Aussi, plutôt que d’aborder la question à travers le seul prisme de l’analyse économique, nous espérons que l’utilité sociale et environnementale sera prise en compte pour juger de la pertinence de ces lignes.

Dans le cadre du plan de sauvegarde des lignes d’irrigation du territoire de la région Auvergne-Rhône-Alpes, adopté en 2016, la contribution de 50 millions d’euros prévue pour l’État est insuffisante. Malgré les efforts de la région, qui apporte trois fois plus, sa réalisation est donc incertaine.

Monsieur le secrétaire d’État, pourriez-vous rassurer nos concitoyens, en confirmant que l’État soutiendra les petites lignes pour mettre fin au contre-report modal et répondre à leurs besoins en mobilité ? (Applaudissements sur les travées du groupe RDSE, ainsi que sur des travées des groupes UC et Les Républicains.)

M. le président. La parole est à M. le secrétaire d’État.

M. Jean-Baptiste Djebbari, secrétaire dÉtat auprès de la ministre de la transition écologique et solidaire, chargé des transports. Madame la sénatrice, je soulignerai deux points.

En matière d’utilité socioéconomique, l’ensemble des textes qui ont été votés récemment n’a pas pour objet une approche purement financière, singulièrement pour les petites lignes.

Je l’ai rappelé dans mon propos liminaire, ces lignes de service public dans les territoires sont conventionnées et sont toutes structurellement déficitaires. Elles sont subventionnées par la collectivité publique à hauteur de 75 %, l’usager payant en moyenne 25 %, voire bien moins dans un certain nombre de territoires, notamment ceux du grand Massif central, que vous connaissez bien. Notre logique n’est donc évidemment pas financière.

La philosophie qui a inspiré les travaux du préfet Philizot est de définir, en lien avec les régions, les solutions adaptées à chacune des petites lignes, soit parce que celles-ci présentent un caractère structurant d’aménagement pour le territoire, soit pour mener des expérimentations en vue de trouver des moyens de régénération plus économes, soit pour assurer la pérennité des lignes inscrites aux contrats de plan État-région par des travaux d’aménagement.

En conclusion, la philosophie qui nous guide au travers de ce plan d’action concertée avec les régions, c’est bien l’utilité socioéconomique et environnementale de ces lignes, et non pas une approche budgétaire ou financière, même si, effectivement, l’ensemble des opérations est cadré, conformément aux textes que vous avez votés, parce qu’il s’agit d’argent public.

M. le président.
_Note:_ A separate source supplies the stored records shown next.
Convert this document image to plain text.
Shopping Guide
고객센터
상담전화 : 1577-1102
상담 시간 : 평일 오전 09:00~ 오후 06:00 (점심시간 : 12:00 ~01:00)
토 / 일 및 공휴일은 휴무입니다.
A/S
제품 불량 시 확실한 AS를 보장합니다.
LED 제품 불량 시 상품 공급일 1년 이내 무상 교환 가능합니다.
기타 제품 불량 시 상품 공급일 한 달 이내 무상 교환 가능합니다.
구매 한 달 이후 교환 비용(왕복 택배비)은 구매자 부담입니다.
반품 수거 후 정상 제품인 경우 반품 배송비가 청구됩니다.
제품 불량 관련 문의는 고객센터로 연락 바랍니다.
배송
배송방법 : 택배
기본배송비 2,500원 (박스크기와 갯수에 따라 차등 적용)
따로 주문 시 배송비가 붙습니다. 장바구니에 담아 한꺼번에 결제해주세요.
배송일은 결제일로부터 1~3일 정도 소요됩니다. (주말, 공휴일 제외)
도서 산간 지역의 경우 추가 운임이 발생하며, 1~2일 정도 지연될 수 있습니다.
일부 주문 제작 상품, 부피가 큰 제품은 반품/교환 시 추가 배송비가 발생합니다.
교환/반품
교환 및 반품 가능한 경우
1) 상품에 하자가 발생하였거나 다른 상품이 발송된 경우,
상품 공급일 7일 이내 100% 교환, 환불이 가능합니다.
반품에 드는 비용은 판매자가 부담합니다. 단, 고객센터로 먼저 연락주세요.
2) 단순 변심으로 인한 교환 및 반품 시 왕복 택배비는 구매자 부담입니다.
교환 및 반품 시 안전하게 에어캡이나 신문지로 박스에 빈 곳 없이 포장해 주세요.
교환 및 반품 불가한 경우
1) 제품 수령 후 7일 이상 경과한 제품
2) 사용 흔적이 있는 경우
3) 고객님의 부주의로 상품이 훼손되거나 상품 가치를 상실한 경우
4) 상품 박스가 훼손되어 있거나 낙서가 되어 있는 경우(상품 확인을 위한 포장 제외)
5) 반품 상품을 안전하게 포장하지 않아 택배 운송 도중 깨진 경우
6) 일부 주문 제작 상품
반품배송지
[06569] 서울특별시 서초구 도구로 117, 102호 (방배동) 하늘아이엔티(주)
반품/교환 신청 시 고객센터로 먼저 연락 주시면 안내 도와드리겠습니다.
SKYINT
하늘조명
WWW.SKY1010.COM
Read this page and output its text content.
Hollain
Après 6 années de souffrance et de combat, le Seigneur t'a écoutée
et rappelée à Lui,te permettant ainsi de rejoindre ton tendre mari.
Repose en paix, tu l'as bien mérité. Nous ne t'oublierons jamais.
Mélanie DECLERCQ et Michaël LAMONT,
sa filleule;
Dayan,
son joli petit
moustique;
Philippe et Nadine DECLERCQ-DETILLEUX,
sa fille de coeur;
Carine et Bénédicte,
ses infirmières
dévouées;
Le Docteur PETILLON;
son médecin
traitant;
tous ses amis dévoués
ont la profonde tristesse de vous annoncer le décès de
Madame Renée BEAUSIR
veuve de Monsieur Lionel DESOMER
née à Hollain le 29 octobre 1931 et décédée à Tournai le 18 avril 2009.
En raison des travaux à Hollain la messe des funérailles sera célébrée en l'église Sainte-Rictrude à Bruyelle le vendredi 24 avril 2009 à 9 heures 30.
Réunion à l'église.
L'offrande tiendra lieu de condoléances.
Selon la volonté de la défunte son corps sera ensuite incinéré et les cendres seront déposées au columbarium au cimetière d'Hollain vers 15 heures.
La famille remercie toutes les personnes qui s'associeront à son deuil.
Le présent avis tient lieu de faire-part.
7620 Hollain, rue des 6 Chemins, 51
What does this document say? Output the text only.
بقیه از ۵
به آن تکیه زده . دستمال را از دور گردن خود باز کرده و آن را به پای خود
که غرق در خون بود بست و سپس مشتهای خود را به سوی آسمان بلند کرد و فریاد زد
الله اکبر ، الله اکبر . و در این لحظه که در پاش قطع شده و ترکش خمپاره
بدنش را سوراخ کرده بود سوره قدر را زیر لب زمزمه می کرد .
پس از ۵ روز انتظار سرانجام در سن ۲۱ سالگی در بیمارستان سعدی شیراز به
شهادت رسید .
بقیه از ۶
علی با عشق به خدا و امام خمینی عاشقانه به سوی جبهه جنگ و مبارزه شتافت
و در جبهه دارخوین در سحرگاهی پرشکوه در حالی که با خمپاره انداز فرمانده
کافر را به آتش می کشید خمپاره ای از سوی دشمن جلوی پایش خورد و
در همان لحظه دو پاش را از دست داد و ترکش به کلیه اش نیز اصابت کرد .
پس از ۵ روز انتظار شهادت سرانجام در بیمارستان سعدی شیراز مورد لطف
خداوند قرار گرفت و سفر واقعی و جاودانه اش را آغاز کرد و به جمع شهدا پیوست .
La parole est à M. Bernard Buis.

M. Bernard Buis. Monsieur le secrétaire d’État, mes chers collègues, depuis un mois, les régions peuvent organiser des appels d’offres pour l’exploitation de lignes de trains express régionaux.

Cette ouverture progressive à la concurrence des lignes de TER, instituée par le pacte ferroviaire, a été saluée par le rapport thématique de la Cour des comptes, publié en octobre dernier. Celui-ci définit cette évolution comme un facteur essentiel de réussite du TER.

La réussite des TER est fondamentale, car elle conditionne le maillage, la vitalité et la cohésion des territoires auxquels ce type de mobilité a vocation à concourir.

Ce point est justement au cœur de l’action du Gouvernement, dans les choix qu’il a faits. Rappelons qu’il avait écarté, dans le cadre du pacte ferroviaire, la préconisation du rapport Spinetta relative à la fermeture de lignes peu fréquentées. Je mesure bien ce que veut dire le maintien d’une ligne dans un territoire pour ses étudiants, ses lycéens, ses salariés ou encore ses touristes pour rejoindre des lignes centres.

Il me plaît de souligner votre engagement pour la ligne Grenoble-Veynes et l’engagement de l’État lors du tour de table financier pour assurer la régénérescence de cette ligne. Monsieur le secrétaire d’État, je vous en remercie.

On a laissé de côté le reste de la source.